In the Piping Centre’s popular tented Street Café, performers included the Royal Army of Oman, impressively garbed in red tunics and tartan plaids, their conventional pipe band line-up augmented by three hand-drummers and a piper toting a squalling goatskin bagpipe with which he whirled around a bemused audience.

Two underground stops away, at the College of Piping (now merged with the Piping Centre but somewhat bureaucratically labelled “TNPC Otago Street”), the distinctive strains of the Irish uilleann pipe sounded in a low-key but enjoyable presentation by Armagh Pipers’ Club, an institution that has produced many notable players.

Back at the Piping Centre, a sobering exhibition, Pipers of the Great War, marks the centenary of the end of the conflict by invoking the regimental pipers who conducted themselves heroically – and sometimes fatally – amid the carnage.
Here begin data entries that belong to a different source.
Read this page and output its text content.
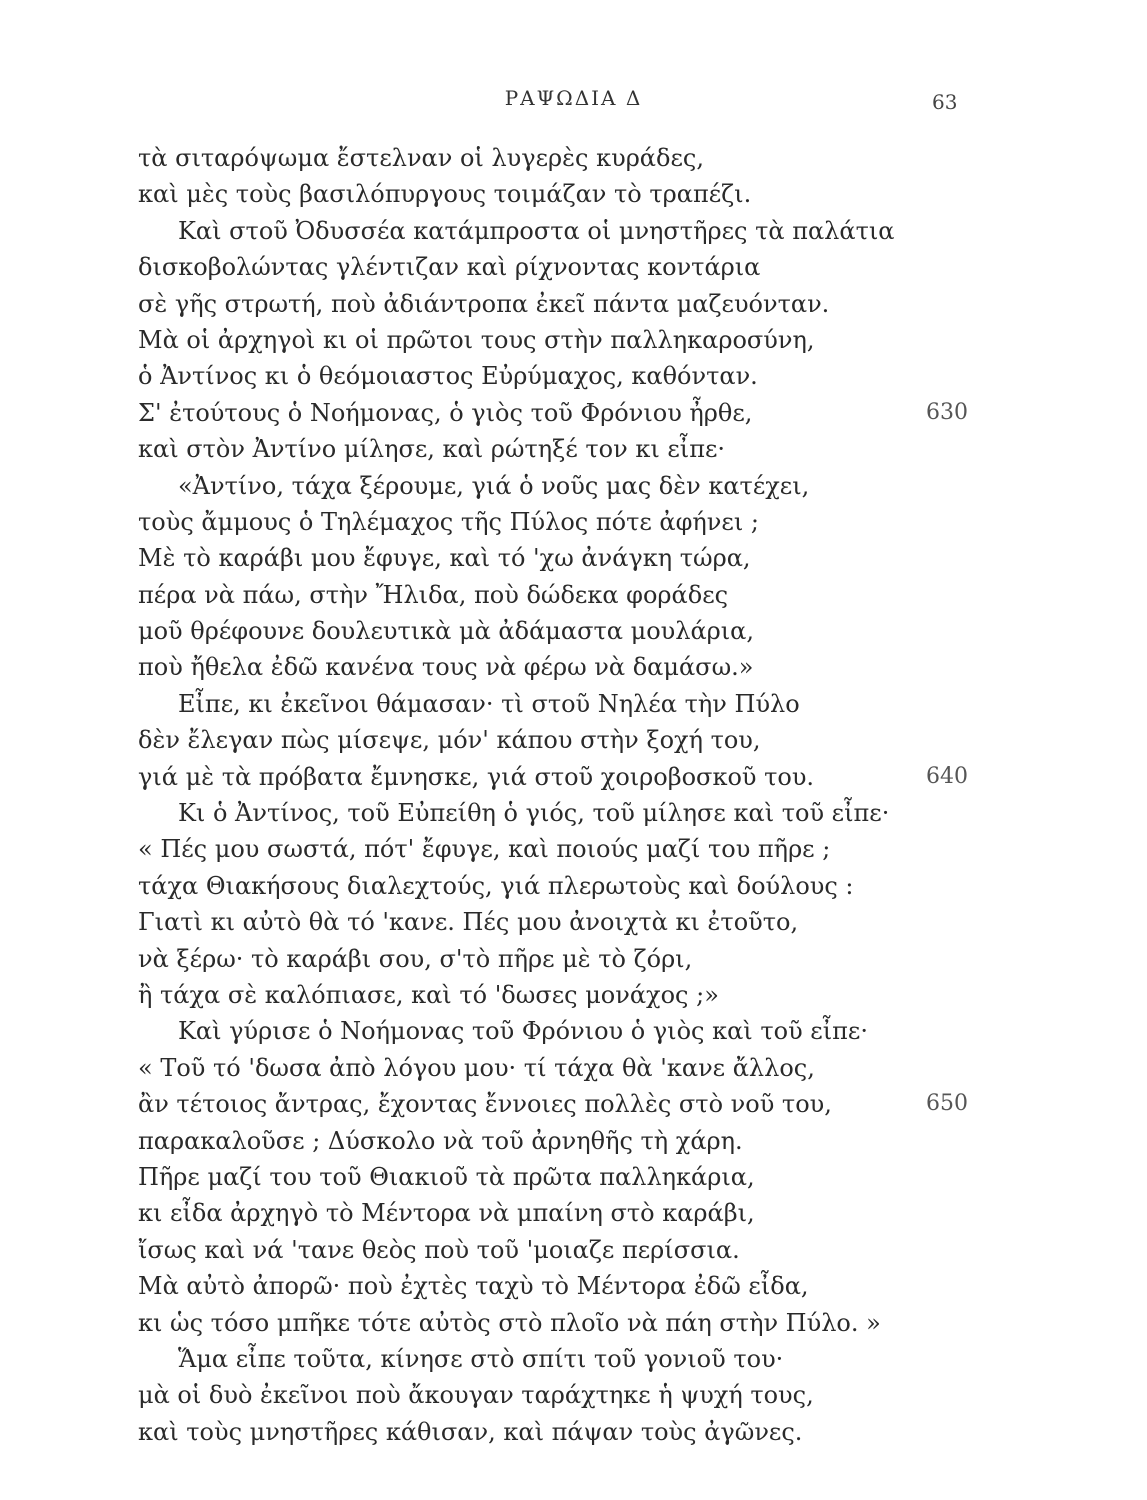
ΡΑΨΩΔΙΑ Δ	63
τὰ σιταρόψωμα ἔστελναν οἱ λυγερὲς κυράδες,
καὶ μὲς τοὺς βασιλόπυργους τοιμάζαν τὸ τραπέζι.
Καὶ στοῦ Ὀδυσσέα κατάμπροστα οἱ μνηστῆρες τὰ παλάτια
δισκοβολώντας γλέντιζαν καὶ ρίχνοντας κοντάρια
σὲ γῆς στρωτή, ποὺ ἀδιάντροπα ἐκεῖ πάντα μαζευόνταν.
Μὰ οἱ ἀρχηγοὶ κι οἱ πρῶτοι τους στὴν παλληκαροσύνη,
ὁ Ἀντίνος κι ὁ θεόμοιαστος Εὐρύμαχος, καθόνταν.
Σ' ἐτούτους ὁ Νοήμονας, ὁ γιὸς τοῦ Φρόνιου ἦρθε,	630
καὶ στὸν Ἀντίνο μίλησε, καὶ ρώτηξέ τον κι εἶπε·
«Ἀντίνο, τάχα ξέρουμε, γιά ὁ νοῦς μας δὲν κατέχει,
τοὺς ἄμμους ὁ Τηλέμαχος τῆς Πύλος πότε ἀφήνει ;
Μὲ τὸ καράβι μου ἔφυγε, καὶ τό 'χω ἀνάγκη τώρα,
πέρα νὰ πάω, στὴν Ἤλιδα, ποὺ δώδεκα φοράδες
μοῦ θρέφουνε δουλευτικὰ μὰ ἀδάμαστα μουλάρια,
ποὺ ἤθελα ἐδῶ κανένα τους νὰ φέρω νὰ δαμάσω.»
Εἶπε, κι ἐκεῖνοι θάμασαν· τὶ στοῦ Νηλέα τὴν Πύλο
δὲν ἔλεγαν πὼς μίσεψε, μόν' κάπου στὴν ξοχή του,
γιά μὲ τὰ πρόβατα ἔμνησκε, γιά στοῦ χοιροβοσκοῦ του.	640
Κι ὁ Ἀντίνος, τοῦ Εὐπείθη ὁ γιός, τοῦ μίλησε καὶ τοῦ εἶπε·
« Πές μου σωστά, πότ' ἔφυγε, καὶ ποιούς μαζί του πῆρε ;
τάχα Θιακήσους διαλεχτούς, γιά πλερωτοὺς καὶ δούλους :
Γιατὶ κι αὐτὸ θὰ τό 'κανε. Πές μου ἀνοιχτὰ κι ἐτοῦτο,
νὰ ξέρω· τὸ καράβι σου, σ'τὸ πῆρε μὲ τὸ ζόρι,
ἢ τάχα σὲ καλόπιασε, καὶ τό 'δωσες μονάχος ;»
Καὶ γύρισε ὁ Νοήμονας τοῦ Φρόνιου ὁ γιὸς καὶ τοῦ εἶπε·
« Τοῦ τό 'δωσα ἀπὸ λόγου μου· τί τάχα θὰ 'κανε ἄλλος,
ἂν τέτοιος ἄντρας, ἔχοντας ἔννοιες πολλὲς στὸ νοῦ του,	650
παρακαλοῦσε ; Δύσκολο νὰ τοῦ ἀρνηθῆς τὴ χάρη.
Πῆρε μαζί του τοῦ Θιακιοῦ τὰ πρῶτα παλληκάρια,
κι εἶδα ἀρχηγὸ τὸ Μέντορα νὰ μπαίνη στὸ καράβι,
ἴσως καὶ νά 'τανε θεὸς ποὺ τοῦ 'μοιαζε περίσσια.
Μὰ αὐτὸ ἀπορῶ· ποὺ ἐχτὲς ταχὺ τὸ Μέντορα ἐδῶ εἶδα,
κι ὡς τόσο μπῆκε τότε αὐτὸς στὸ πλοῖο νὰ πάη στὴν Πύλο. »
Ἅμα εἶπε τοῦτα, κίνησε στὸ σπίτι τοῦ γονιοῦ του·
μὰ οἱ δυὸ ἐκεῖνοι ποὺ ἄκουγαν ταράχτηκε ἡ ψυχή τους,
καὶ τοὺς μνηστῆρες κάθισαν, καὶ πάψαν τοὺς ἀγῶνες.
It includes such fabled piper-composers as PM Willie Lawrie (who died after being invalided home) and PM John MacLennan, enshrining the paradox that out of the mud and blood emerged such enduring tunes as Battle of the Somme and Bloody Fields of Flanders.

Ironically, it was from Flanders that one of the day’s brightest acts came, as Madingma – brothers Stefan and Diederik Timmermans – performed on bagpipes and diatonic accordion. On this occasion Stefan played mouth-blown Border-style pipes, as opposed to the long-droned Flemish instrument associated with bucolic Brueghel canvases, but their perky Flemish jigs and polkas, French bourées and waltzes, reminded us joyfully of an ancient pan-European bagpipe lineage.